During the opening ceremony of the 1996 Atlanta Olympics, an old man strode into the stadium. Far from frail despite his advanced age, he had a youthful spring in his step. Bill Clinton, watching the ceremony from his presidential box, was impressed. In front of a global audience, he gave the old man thumbs up.
The old man was 98-year-old Leon Štukelj, a legendary Slovenian gymnast. He was introduced to the world in Atlanta as the world’s oldest living Olympic gold medalist. He had won his first two gold medals 72 years earlier, at the 1924 Paris Olympics. Those were Yugoslavia’s first Olympic medals, and a national holiday was proclaimed upon his return. Four years later, he took home three medals from the Amsterdam Olympics -- two of them were gold. He even competed at the 1936 Berlin games, Hitler’s infamous Olympics, where he capped his long career with a silver medal. During his long sporting career, he won a total of 20 medals at major international competitions.

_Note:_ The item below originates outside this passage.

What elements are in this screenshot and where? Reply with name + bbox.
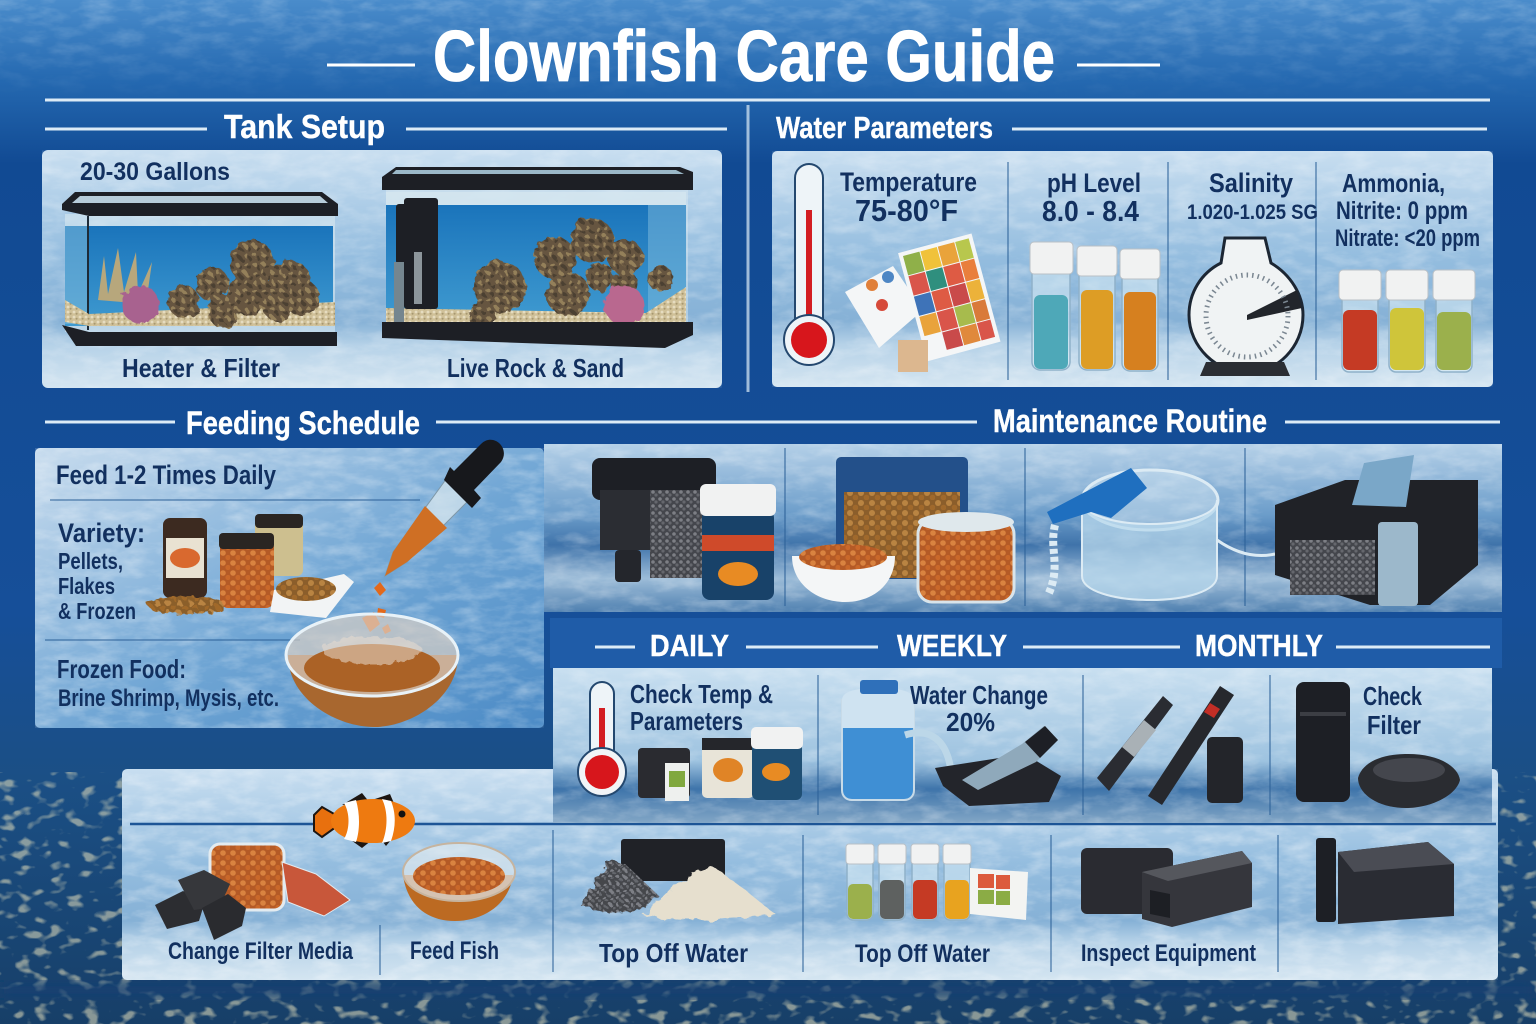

A judge by profession, the soft-spoken Štukelj was unpopular with the postwar Communist authorities. Since he supported an anti-Communist resistance movement during World War II, he was even briefly imprisoned after the conflict. In the following decades, he was simply ignored.
After independence, however, Štukelj quickly became a proud symbol of Slovenian sporting achievement. Two arenas were named after him – one in his native Novo Mesto, the other in Maribor, where he had lived most of his life. Maribor also has a square bearing the gymnasts’ name. Several stamps and the five tolar coin bore Štukelj’s image, and his birthday was celebrated around the country.
Štukelj died in late 1999, just days before his 101st birthday. He remains a Slovenian legend, however.